Uncovering the Mystery of an Infinite Nail

[KingNothing]

This came about on a test today (we have handed it in) and it just got to me. I didn't think it was hard until my teacher made an outrageous claim. Here goes nothin:

A hammer strikes a nail, and the nail goes in .8 cm. On the second strike, it will go in .7 cm. It is a geometric sequence. How far will the nail go in an infinite amount of hammer strikes?

Now, I said infinitely far. My teacher said that we should assume the nail could keep going even after it's flush with the wood. He also declared that there was an exact and real number that it would be (the answer). He compared it to the example he used earlier in the year: "I am walking towards that door. I will go halfway there each time. I won't ever reach the door."

Now, I don't think that really applies here. My reasoning for saying 'infinitely far' is that each time, it goes further, therefore in infinitely many strike, it will go infinitely far.

 

[cookiemonster]

If it's going .1cm in each hit, then it will go infinitely far. On the other hand, if how far the nail goes in each time is a geometric sequence as you said, then it will only go in 1/8 whatever's left, i.e. 7/8 as much will be exposed after the hit each time.

So the question becomes, what's

$$\lim_{n\to \infty} 8\cdot\Big(\frac{7}{8}\Big)^n$$

?

cookiemonster

 

[matt grime]

I add up the numbers 1, 1/2, 1/4, 1/8 etc. I add up an infinite number of them, the answer isn't infinity.

 

[HallsofIvy]

Originally posted by matt grime
I add up the numbers 1, 1/2, 1/4, 1/8 etc. I add up an infinite number of them, the answer isn't infinity.

But how long will it take you to add them all up??

 

[matt grime]

I do the first sum in a second, the second in half a second, the third in an eighth of a second. Time flies when you're having fun. Of course, if I well order a subset of time of ordinal type w^2 I can do an infinite number of infinite sums. I hope no one is taking this seriously.

 

[KingNothing]

Originally posted by matt grime
I add up the numbers 1, 1/2, 1/4, 1/8 etc. I add up an infinite number of them, the answer isn't infinity.

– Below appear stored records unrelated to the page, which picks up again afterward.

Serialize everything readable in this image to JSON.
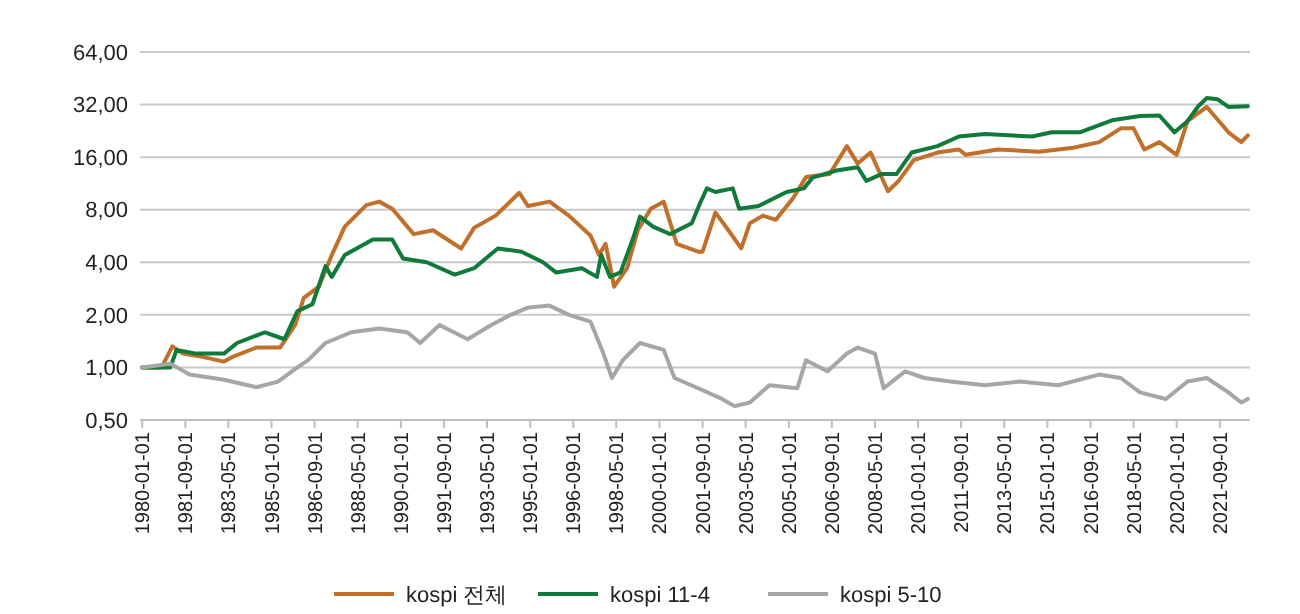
{
  "chart_data": {
    "type": "line",
    "log": "y",
    "grid": "y",
    "legend": "bottom",
    "line_style": "solid",
    "marker": "none",
    "xlim": [
      "1979-12",
      "2022-11"
    ],
    "xticks": [
      {
        "value": "1980-01",
        "label": "1980-01-01"
      },
      {
        "value": "1981-09",
        "label": "1981-09-01"
      },
      {
        "value": "1983-05",
        "label": "1983-05-01"
      },
      {
        "value": "1985-01",
        "label": "1985-01-01"
      },
      {
        "value": "1986-09",
        "label": "1986-09-01"
      },
      {
        "value": "1988-05",
        "label": "1988-05-01"
      },
      {
        "value": "1990-01",
        "label": "1990-01-01"
      },
      {
        "value": "1991-09",
        "label": "1991-09-01"
      },
      {
        "value": "1993-05",
        "label": "1993-05-01"
      },
      {
        "value": "1995-01",
        "label": "1995-01-01"
      },
      {
        "value": "1996-09",
        "label": "1996-09-01"
      },
      {
        "value": "1998-05",
        "label": "1998-05-01"
      },
      {
        "value": "2000-01",
        "label": "2000-01-01"
      },
      {
        "value": "2001-09",
        "label": "2001-09-01"
      },
      {
        "value": "2003-05",
        "label": "2003-05-01"
      },
      {
        "value": "2005-01",
        "label": "2005-01-01"
      },
      {
        "value": "2006-09",
        "label": "2006-09-01"
      },
      {
        "value": "2008-05",
        "label": "2008-05-01"
      },
      {
        "value": "2010-01",
        "label": "2010-01-01"
      },
      {
        "value": "2011-09",
        "label": "2011-09-01"
      },
      {
        "value": "2013-05",
        "label": "2013-05-01"
      },
      {
        "value": "2015-01",
        "label": "2015-01-01"
      },
      {
        "value": "2016-09",
        "label": "2016-09-01"
      },
      {
        "value": "2018-05",
        "label": "2018-05-01"
      },
      {
        "value": "2020-01",
        "label": "2020-01-01"
      },
      {
        "value": "2021-09",
        "label": "2021-09-01"
      }
    ],
    "ylim": [
      0.5,
      64
    ],
    "yticks": [
      {
        "value": 0.5,
        "label": "0,50"
      },
      {
        "value": 1,
        "label": "1,00"
      },
      {
        "value": 2,
        "label": "2,00"
      },
      {
        "value": 4,
        "label": "4,00"
      },
      {
        "value": 8,
        "label": "8,00"
      },
      {
        "value": 16,
        "label": "16,00"
      },
      {
        "value": 32,
        "label": "32,00"
      },
      {
        "value": 64,
        "label": "64,00"
      }
    ],
    "series": [
      {
        "name": "kospi 전체",
        "color": "#c0702a",
        "x": [
          "1980-01",
          "1980-10",
          "1981-03",
          "1981-08",
          "1982-05",
          "1983-03",
          "1983-07",
          "1984-06",
          "1985-05",
          "1985-12",
          "1986-04",
          "1986-11",
          "1987-05",
          "1987-11",
          "1988-09",
          "1989-03",
          "1989-09",
          "1990-07",
          "1991-04",
          "1992-05",
          "1992-11",
          "1993-09",
          "1994-08",
          "1994-12",
          "1995-10",
          "1996-07",
          "1997-05",
          "1997-09",
          "1997-12",
          "1998-04",
          "1998-10",
          "1999-03",
          "1999-09",
          "2000-03",
          "2000-09",
          "2001-07",
          "2001-09",
          "2002-03",
          "2002-09",
          "2003-03",
          "2003-07",
          "2004-01",
          "2004-07",
          "2005-03",
          "2005-09",
          "2006-08",
          "2007-04",
          "2007-09",
          "2008-03",
          "2008-11",
          "2009-04",
          "2009-11",
          "2010-10",
          "2011-08",
          "2011-11",
          "2013-02",
          "2014-09",
          "2016-01",
          "2017-01",
          "2017-11",
          "2018-05",
          "2018-10",
          "2019-05",
          "2020-01",
          "2020-06",
          "2021-03",
          "2022-01",
          "2022-07",
          "2022-10"
        ],
        "values": [
          1.0,
          1.0,
          1.32,
          1.2,
          1.15,
          1.08,
          1.15,
          1.3,
          1.3,
          1.75,
          2.5,
          2.9,
          4.4,
          6.4,
          8.5,
          8.9,
          8.1,
          5.8,
          6.1,
          4.8,
          6.3,
          7.4,
          10.0,
          8.4,
          8.9,
          7.4,
          5.7,
          4.4,
          5.1,
          2.9,
          3.7,
          6.1,
          8.1,
          8.9,
          5.1,
          4.6,
          4.6,
          7.7,
          6.1,
          4.8,
          6.7,
          7.4,
          7.0,
          9.3,
          12.3,
          12.8,
          18.5,
          14.7,
          17,
          10.2,
          11.7,
          15.4,
          17,
          17.7,
          16.5,
          17.7,
          17.2,
          18.1,
          19.5,
          23.4,
          23.4,
          17.7,
          19.5,
          16.5,
          25.7,
          31,
          22.2,
          19.5,
          21.3
        ]
      },
      {
        "name": "kospi 11-4",
        "color": "#107a3a",
        "x": [
          "1980-01",
          "1981-02",
          "1981-05",
          "1982-02",
          "1983-03",
          "1983-09",
          "1984-10",
          "1985-07",
          "1986-01",
          "1986-08",
          "1987-02",
          "1987-05",
          "1987-11",
          "1988-12",
          "1989-09",
          "1990-02",
          "1991-01",
          "1992-02",
          "1992-11",
          "1993-10",
          "1994-09",
          "1995-07",
          "1996-01",
          "1997-01",
          "1997-08",
          "1997-10",
          "1998-02",
          "1998-07",
          "1999-01",
          "1999-04",
          "1999-10",
          "2000-06",
          "2001-04",
          "2001-08",
          "2001-11",
          "2002-03",
          "2002-11",
          "2003-02",
          "2003-11",
          "2004-12",
          "2005-08",
          "2005-12",
          "2006-11",
          "2007-09",
          "2008-01",
          "2008-08",
          "2009-03",
          "2009-10",
          "2010-10",
          "2011-08",
          "2012-08",
          "2014-06",
          "2015-03",
          "2016-04",
          "2017-07",
          "2018-08",
          "2019-05",
          "2019-12",
          "2020-06",
          "2020-11",
          "2021-03",
          "2021-08",
          "2022-01",
          "2022-10"
        ],
        "values": [
          1.0,
          1.0,
          1.26,
          1.2,
          1.2,
          1.38,
          1.59,
          1.45,
          2.1,
          2.3,
          3.8,
          3.3,
          4.4,
          5.4,
          5.4,
          4.2,
          4.0,
          3.4,
          3.7,
          4.8,
          4.6,
          4.0,
          3.5,
          3.7,
          3.3,
          4.4,
          3.3,
          3.5,
          5.6,
          7.3,
          6.4,
          5.8,
          6.7,
          8.8,
          10.6,
          10.1,
          10.6,
          8.1,
          8.4,
          10.1,
          10.6,
          12.2,
          13.4,
          14.0,
          11.7,
          12.8,
          12.8,
          17,
          18.5,
          21,
          21.7,
          21,
          22.2,
          22.2,
          26,
          27.5,
          27.7,
          22.2,
          25.7,
          31.3,
          34.9,
          34.3,
          31,
          31.3
        ]
      },
      {
        "name": "kospi 5-10",
        "color": "#a6a6a6",
        "x": [
          "1980-01",
          "1981-02",
          "1981-11",
          "1983-03",
          "1984-06",
          "1985-04",
          "1986-01",
          "1986-06",
          "1987-02",
          "1988-02",
          "1989-03",
          "1990-04",
          "1990-10",
          "1991-07",
          "1992-08",
          "1993-07",
          "1994-04",
          "1994-12",
          "1995-10",
          "1996-07",
          "1997-05",
          "1997-11",
          "1998-03",
          "1998-08",
          "1999-04",
          "2000-03",
          "2000-08",
          "2001-07",
          "2002-06",
          "2002-12",
          "2003-07",
          "2004-04",
          "2005-05",
          "2005-09",
          "2006-07",
          "2007-04",
          "2007-09",
          "2008-05",
          "2008-09",
          "2009-07",
          "2010-04",
          "2011-04",
          "2012-08",
          "2013-12",
          "2015-06",
          "2017-01",
          "2017-11",
          "2018-08",
          "2019-08",
          "2020-06",
          "2021-03",
          "2022-01",
          "2022-07",
          "2022-10"
        ],
        "values": [
          1.0,
          1.05,
          0.91,
          0.85,
          0.77,
          0.83,
          1.0,
          1.1,
          1.38,
          1.59,
          1.67,
          1.59,
          1.38,
          1.75,
          1.45,
          1.75,
          2.0,
          2.2,
          2.26,
          2.0,
          1.83,
          1.2,
          0.87,
          1.1,
          1.38,
          1.26,
          0.87,
          0.76,
          0.66,
          0.6,
          0.63,
          0.79,
          0.76,
          1.1,
          0.95,
          1.2,
          1.3,
          1.2,
          0.76,
          0.95,
          0.87,
          0.83,
          0.79,
          0.83,
          0.79,
          0.91,
          0.87,
          0.72,
          0.66,
          0.83,
          0.87,
          0.72,
          0.63,
          0.66
        ]
      }
    ]
  }
}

Right, in fact, it's whatever the last term is less than 2, right? You'd just have...let me see..
8, 7, 49/8, 343/64...hmm, I dunno. I guess I just don't see where the asymptote is. Is it zero? Then I end up with an asymptote, and an area I'd like to calculate the are of (i think, to sum the terms), but the area looks infinite to me. I know it's not, of course..maybe I just have trouble with 7/8 more because it's less than half.

anyhow, I'm still not sure what the answer is, because I haven't used the calculation that cookiemonster dipsplayed before.

edit: and before you go on, trust me, i understand how the "1/2 more each time" thing works...it's this 7/8 total that's giving me trouble.

 

[cookiemonster]

Wow, shoot me now. I just totally misread that question. 2 in a day.

cryingmonster

 

[Chen]

At first the nail goes in 0.8cm. In the second hit it goes in 0.7cm, which is 7/8 of the previous distance. Whenever you have a geometric series in which the ratio is smaller than 1 and bigger than -1, it converges and its sum is:

$$S = a\frac {1}{1 - r}$$

This is because:

$$S_n = a\frac {1 - r^{n+1}}{1 - r}$$

But $$n \rightarrow \infty$$ and |r| < 1, and any fraction to the power of infinity is 0.

 

[matt grime]

A geometric series is one that goes

a+ar+ar^2+a^r3+...

a is the first term r is the common ratio.

Let S(n) be the sum up to the term ar^{n-1}, the sum of the first n terms.

What is rS(n)? It's ar+ar^2+..+ar^n

so S(n)(r-1)=ar^n-a

S(n) = a(r^n-1)/(r-1)

Now let n tend to infinity. If r is less than 1 in absolute value then the sum converges to a/(1-r)

Here the first term, a, is 0.8, and the ratio is 0.7/0.8 = 7/8

so the nail travels

(8/10)(1/(1-7/8)) = 64/10 or 6.4cm as we've been given decimals

 

[KingNothing]

Originally posted by matt grime
(8/10)(1/(1-7/8)) = 64/10 or 6.4cm as we've been given decimals

Thank you, Matt! Just to be clear: 6.4 will be an asymptote of the total distance, right?

 

[Chen]

Yes, it will be a horizontal asymptote.